By Ashley Smith
Like the contemporary hits Memento and Mulholland Drive, films dealing with a main character who struggles with memory loss and falls into a dangerous situation seem to be a safe bet for a good plot. Scott Frank, screenwriter for The Interpreter and Minority Report, continues this rising trend with his directorial debut in The Lookout, putting a new twist on the general plot with a talented cast of fresh, young faces.
The Lookout tells the story of Chris Pratt (Joseph Gordon-Levitt), an athletic, wealthy and idolized high school student who suffers a brain injury after a car accident. Chris is struggling with his new circumstances when he meets Gary (Matthew Goode) at a local bar.
Through his new friendship with Gary, Chris seems to be on the path to getting his old life back; he even has a new girlfriend, Luvlee, played by Isla Fisher (Wedding Crashers). Things finally seem to be looking up for Chris, that is until he realizes that Gary is drawing him into a scheme to rob the bank by which he is employed.
Gordon-Levitt (Brick) fits well in the title role, bringing to life a believable and charismatic Chris with whom viewers will be sure to sympathize.

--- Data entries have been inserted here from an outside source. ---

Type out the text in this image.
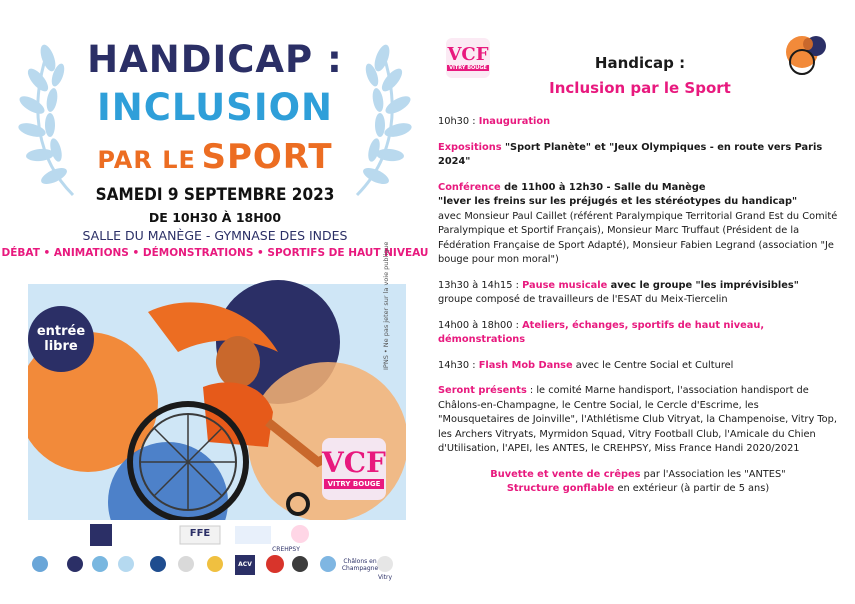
HANDICAP :
INCLUSION
PAR LE SPORT
SAMEDI 9 SEPTEMBRE 2023
DE 10H30 À 18H00
SALLE DU MANÈGE - GYMNASE DES INDES
DÉBAT • ANIMATIONS • DÉMONSTRATIONS • SPORTIFS DE HAUT NIVEAU
entrée
libre	IPNS • Ne pas jeter sur la voie publique
VCF
VITRY BOUGE
FFE
CREHPSY
ACV	Châlons en Champagne
Vitry
VCF
VITRY BOUGE	Handicap :
Inclusion par le Sport

10h30 : Inauguration

Expositions "Sport Planète" et "Jeux Olympiques - en route vers Paris 2024"

Conférence de 11h00 à 12h30 - Salle du Manège
"lever les freins sur les préjugés et les stéréotypes du handicap"
avec Monsieur Paul Caillet (référent Paralympique Territorial Grand Est du Comité Paralympique et Sportif Français), Monsieur Marc Truffaut (Président de la Fédération Française de Sport Adapté), Monsieur Fabien Legrand (association "Je bouge pour mon moral")

13h30 à 14h15 : Pause musicale avec le groupe "les imprévisibles"
groupe composé de travailleurs de l'ESAT du Meix-Tiercelin

14h00 à 18h00 : Ateliers, échanges, sportifs de haut niveau, démonstrations

14h30 : Flash Mob Danse avec le Centre Social et Culturel

Seront présents : le comité Marne handisport, l'association handisport de Châlons-en-Champagne, le Centre Social, le Cercle d'Escrime, les "Mousquetaires de Joinville", l'Athlétisme Club Vitryat, la Champenoise, Vitry Top, les Archers Vitryats, Myrmidon Squad, Vitry Football Club, l'Amicale du Chien d'Utilisation, l'APEI, les ANTES, le CREHPSY, Miss France Handi 2020/2021

Buvette et vente de crêpes par l'Association les "ANTES"
Structure gonflable en extérieur (à partir de 5 ans)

Gordon-Levitt’s performance is unfaltering. He
completely immerses himself in the character, continuously exudes an immense talent and is definitely someone to look out for in the future. This humble style and complete dedication grasps viewers and maintains their attention throughout the film, whether they are watching Chris searching for a can opener or planning a heist.
Goode proves himself a more versatile actor in the film, breaking away from the continuous flow of “good guy” roles that has filled his career in films such as Match Point and Imagine Me and You. Goode, a devious criminal with a sweet face, produces a character who will both engage and unnerve viewers.

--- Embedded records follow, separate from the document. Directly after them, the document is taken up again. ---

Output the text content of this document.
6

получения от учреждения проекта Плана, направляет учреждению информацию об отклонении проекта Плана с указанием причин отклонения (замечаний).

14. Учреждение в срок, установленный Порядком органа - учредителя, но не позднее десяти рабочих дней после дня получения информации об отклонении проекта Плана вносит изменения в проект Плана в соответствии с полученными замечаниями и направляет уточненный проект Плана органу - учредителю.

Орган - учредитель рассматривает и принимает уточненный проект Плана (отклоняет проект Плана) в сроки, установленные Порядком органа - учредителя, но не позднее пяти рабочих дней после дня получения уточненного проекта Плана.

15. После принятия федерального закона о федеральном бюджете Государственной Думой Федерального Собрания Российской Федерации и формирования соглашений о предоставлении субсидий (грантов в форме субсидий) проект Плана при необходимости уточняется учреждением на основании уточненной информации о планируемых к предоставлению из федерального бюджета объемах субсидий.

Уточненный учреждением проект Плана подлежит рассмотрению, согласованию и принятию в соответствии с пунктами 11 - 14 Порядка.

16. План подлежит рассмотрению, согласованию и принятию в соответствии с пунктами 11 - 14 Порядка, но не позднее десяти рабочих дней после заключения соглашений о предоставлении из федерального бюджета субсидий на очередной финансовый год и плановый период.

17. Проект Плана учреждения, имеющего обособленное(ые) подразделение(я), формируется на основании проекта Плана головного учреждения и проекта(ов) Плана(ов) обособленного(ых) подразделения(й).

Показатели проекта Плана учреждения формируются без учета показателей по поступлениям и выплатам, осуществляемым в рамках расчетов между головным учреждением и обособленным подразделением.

The film also features well-known actor Jeff Daniels (The Squid and the Whale) in the role of Lewis, Chris’ older roommate and close friend. Despite the amount of experience that Daniels brings to the role, his character still only functions to add in a few plot twists and filter in facets of Chris’ character.
Director Scott Frank also works as the film’s writer, bringing his knack for thriller and suspense plots to the story line. This film is a knockout coming from a first-time director. Through the clever use of filming techniques and cinematic style, Frank’s directorial approach helps to
enliven the story in a way that can be appreciated by both viewers with a background in cinema and the average moviegoer.
At times the film borders on being yet another all-too-trite teen drama; the romance between Luvlee and Chris is quite lackluster, suggesting that Fischer may be better off in teen comedies than more serious dramas.
In addition, Frank also experiments with dream sequences that are completely out of place and which the film could function much better without. Despite these flaws The Lookout manages to save itself with a few clever plot twists and strong performances from Gordon-Levitt and Goode combined with Frank’s overall technique.
The Lookout is a wonderful showcase for the talent of its young actors and debuting director. Though the film does take some risks with casting and technique it is sure to be a hit with audiences overall. The Lookout is undoubtedly a great film worth keeping an eye out for.